Mortgage networks have hit back after the FCA raised concerns about a lack of quality control over advice.
Earlier this month, the regulator’s post-MMR thematic review of advice and distribution found in 59 per cent of cases from lenders and brokers that suitable advice was deemed to have been given, with just 3 per cent classed as unsuitable. The remaining 38 per cent were judged to be “unclear”.
However, the regulator singled out networks for criticism. It said while lenders’ often-structured advice processes left “little or no flexibility” to apply judgement, networks’ lack of structure increased the risk of providing unsuitable advice.
The FCA said at the time: “Appointed representatives of many large retail intermediary networks are delivering advice with little or no structure.
“This, coupled with limited oversight and controls in many of these networks, resulted in variable and inconsistent quality of advice and a higher propensity for unclear or unsuitable recommendations.
“Needs and circumstances were often assumed or missed. The quality of advice and recommendations depended on the skill, knowledge and approach of individual advisers, with mixed results arising from advisers adopting different approaches.”
But Association of Mortgage Intermediaries chief executive Rob Sinclair thinks the concerns are overstated. He says: “There are only 3 per cent of all cases where the FCA has found that advice is unsuitable and we don’t know what sector they were in. That’s still more than anyone would like but it’s not indicative of a problem across the whole network market.

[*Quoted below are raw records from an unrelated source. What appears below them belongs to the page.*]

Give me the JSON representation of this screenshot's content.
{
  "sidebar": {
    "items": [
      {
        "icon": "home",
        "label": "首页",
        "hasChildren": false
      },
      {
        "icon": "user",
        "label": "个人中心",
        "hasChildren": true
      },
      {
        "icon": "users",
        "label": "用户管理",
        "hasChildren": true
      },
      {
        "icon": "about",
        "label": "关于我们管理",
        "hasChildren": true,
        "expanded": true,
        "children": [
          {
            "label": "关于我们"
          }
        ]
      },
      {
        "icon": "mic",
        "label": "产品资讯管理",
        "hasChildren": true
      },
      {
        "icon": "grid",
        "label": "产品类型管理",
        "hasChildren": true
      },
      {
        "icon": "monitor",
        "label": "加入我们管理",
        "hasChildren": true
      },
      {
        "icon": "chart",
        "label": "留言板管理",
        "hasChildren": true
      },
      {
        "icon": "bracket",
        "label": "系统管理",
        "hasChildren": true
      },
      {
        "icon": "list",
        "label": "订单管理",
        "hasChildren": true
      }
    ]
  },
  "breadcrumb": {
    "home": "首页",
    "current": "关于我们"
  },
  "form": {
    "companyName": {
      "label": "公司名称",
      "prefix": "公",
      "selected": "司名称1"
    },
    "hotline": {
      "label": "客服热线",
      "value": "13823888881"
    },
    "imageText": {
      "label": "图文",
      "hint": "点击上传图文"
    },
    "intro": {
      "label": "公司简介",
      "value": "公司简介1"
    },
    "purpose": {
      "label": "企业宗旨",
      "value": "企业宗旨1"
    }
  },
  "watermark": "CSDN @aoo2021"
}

“What they are trying to say is that we need some form of structure but they’re only looking at so many firms. It’s statistically relevant but it’s not necessarily representative of the whole industry.”

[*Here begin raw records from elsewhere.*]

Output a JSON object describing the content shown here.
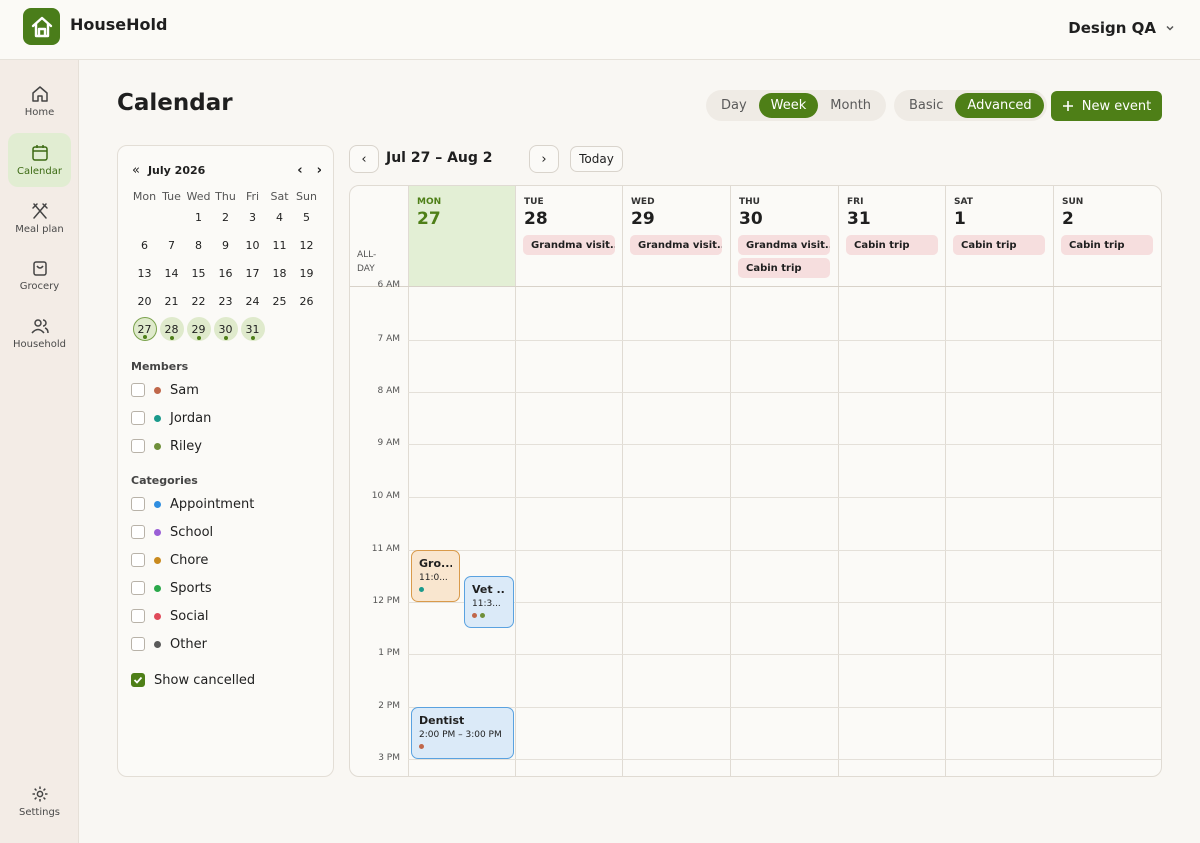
{
  "app": {
    "name": "HouseHold",
    "account": "Design QA"
  },
  "nav": [
    {
      "label": "Home",
      "icon": "home-icon",
      "active": false
    },
    {
      "label": "Calendar",
      "icon": "calendar-icon",
      "active": true
    },
    {
      "label": "Meal plan",
      "icon": "utensils-icon",
      "active": false
    },
    {
      "label": "Grocery",
      "icon": "shopping-bag-icon",
      "active": false
    },
    {
      "label": "Household",
      "icon": "users-icon",
      "active": false
    }
  ],
  "settings_label": "Settings",
  "page_title": "Calendar",
  "view_modes": [
    {
      "label": "Day",
      "active": false
    },
    {
      "label": "Week",
      "active": true
    },
    {
      "label": "Month",
      "active": false
    }
  ],
  "complexity_modes": [
    {
      "label": "Basic",
      "active": false
    },
    {
      "label": "Advanced",
      "active": true
    }
  ],
  "new_event_label": "New event",
  "mini_calendar": {
    "month_label": "July 2026",
    "weekdays": [
      "Mon",
      "Tue",
      "Wed",
      "Thu",
      "Fri",
      "Sat",
      "Sun"
    ],
    "weeks": [
      [
        "",
        "",
        "1",
        "2",
        "3",
        "4",
        "5"
      ],
      [
        "6",
        "7",
        "8",
        "9",
        "10",
        "11",
        "12"
      ],
      [
        "13",
        "14",
        "15",
        "16",
        "17",
        "18",
        "19"
      ],
      [
        "20",
        "21",
        "22",
        "23",
        "24",
        "25",
        "26"
      ],
      [
        "27",
        "28",
        "29",
        "30",
        "31",
        "",
        ""
      ]
    ],
    "highlighted_days": [
      "27",
      "28",
      "29",
      "30",
      "31"
    ],
    "today": "27"
  },
  "members_title": "Members",
  "members": [
    {
      "name": "Sam",
      "color": "#c0674a"
    },
    {
      "name": "Jordan",
      "color": "#1a9a8c"
    },
    {
      "name": "Riley",
      "color": "#6f8f3a"
    }
  ],
  "categories_title": "Categories",
  "categories": [
    {
      "name": "Appointment",
      "color": "#2f8ee0"
    },
    {
      "name": "School",
      "color": "#9a5fd6"
    },
    {
      "name": "Chore",
      "color": "#c98a1e"
    },
    {
      "name": "Sports",
      "color": "#2aa84a"
    },
    {
      "name": "Social",
      "color": "#e04a5a"
    },
    {
      "name": "Other",
      "color": "#5a5a5a"
    }
  ],
  "show_cancelled": {
    "label": "Show cancelled",
    "checked": true
  },
  "week_range": "Jul 27 – Aug 2",
  "today_label": "Today",
  "all_day_label": "ALL-\nDAY",
  "days": [
    {
      "dow": "MON",
      "num": "27",
      "today": true,
      "all_day": []
    },
    {
      "dow": "TUE",
      "num": "28",
      "today": false,
      "all_day": [
        "Grandma visit..."
      ]
    },
    {
      "dow": "WED",
      "num": "29",
      "today": false,
      "all_day": [
        "Grandma visit..."
      ]
    },
    {
      "dow": "THU",
      "num": "30",
      "today": false,
      "all_day": [
        "Grandma visit...",
        "Cabin trip"
      ]
    },
    {
      "dow": "FRI",
      "num": "31",
      "today": false,
      "all_day": [
        "Cabin trip"
      ]
    },
    {
      "dow": "SAT",
      "num": "1",
      "today": false,
      "all_day": [
        "Cabin trip"
      ]
    },
    {
      "dow": "SUN",
      "num": "2",
      "today": false,
      "all_day": [
        "Cabin trip"
      ]
    }
  ],
  "hours": [
    "6 AM",
    "7 AM",
    "8 AM",
    "9 AM",
    "10 AM",
    "11 AM",
    "12 PM",
    "1 PM",
    "2 PM",
    "3 PM"
  ],
  "events": [
    {
      "title": "Gro...",
      "time": "11:0...",
      "style": "orange",
      "dots": [
        "#1a9a8c"
      ]
    },
    {
      "title": "Vet ...",
      "time": "11:3...",
      "style": "blue",
      "dots": [
        "#c0674a",
        "#6f8f3a"
      ]
    },
    {
      "title": "Dentist",
      "time": "2:00 PM – 3:00 PM",
      "style": "blue",
      "dots": [
        "#c0674a"
      ]
    }
  ]
}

He adds: “But we will be working with all firms to try and make sure that they can get ahead of this.”
TenetLime managing director Gemma Harle says: “What we have to bear in mind is the conversation the brokers have with a client when arranging mortgages is not limited to the initial one. The whole process is much bigger than that initial meeting the FCA has based this on.”

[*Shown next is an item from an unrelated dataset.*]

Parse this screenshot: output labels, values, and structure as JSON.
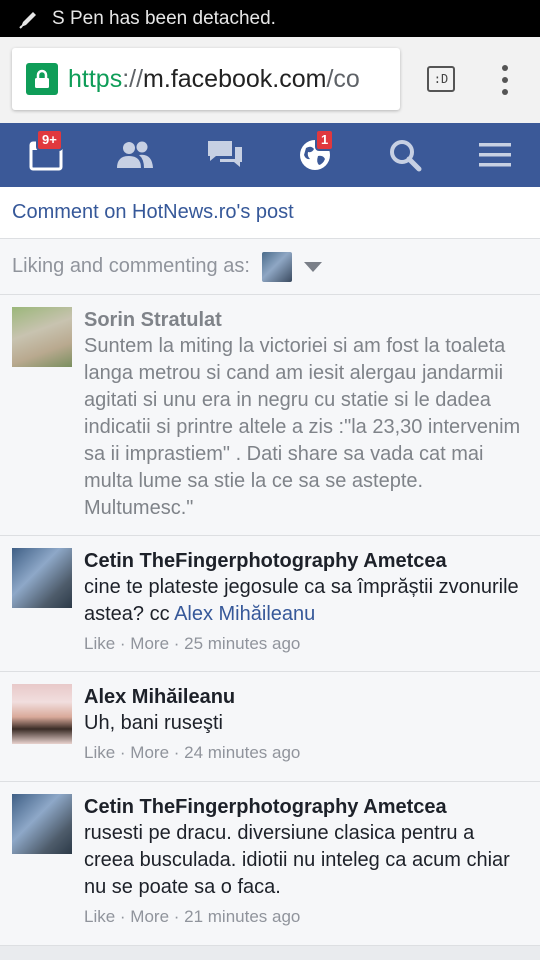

The regulator also warns many networks have not “adequately considered the potential risks of poor outcomes posed by their advice models”.
However, Intermediary Mortgage Lenders Association managing director Peter Williams argues many networks have already tackled the FCA’s concerns.
He says: “What we are seeing already across the distribution space is some shifting to better reflect the obligations to scrutinise and have some control.”
Personal Touch marketing director David Carrington says his firm redesigned fact-find processes for ARs to steer them away from a sales-oriented approach.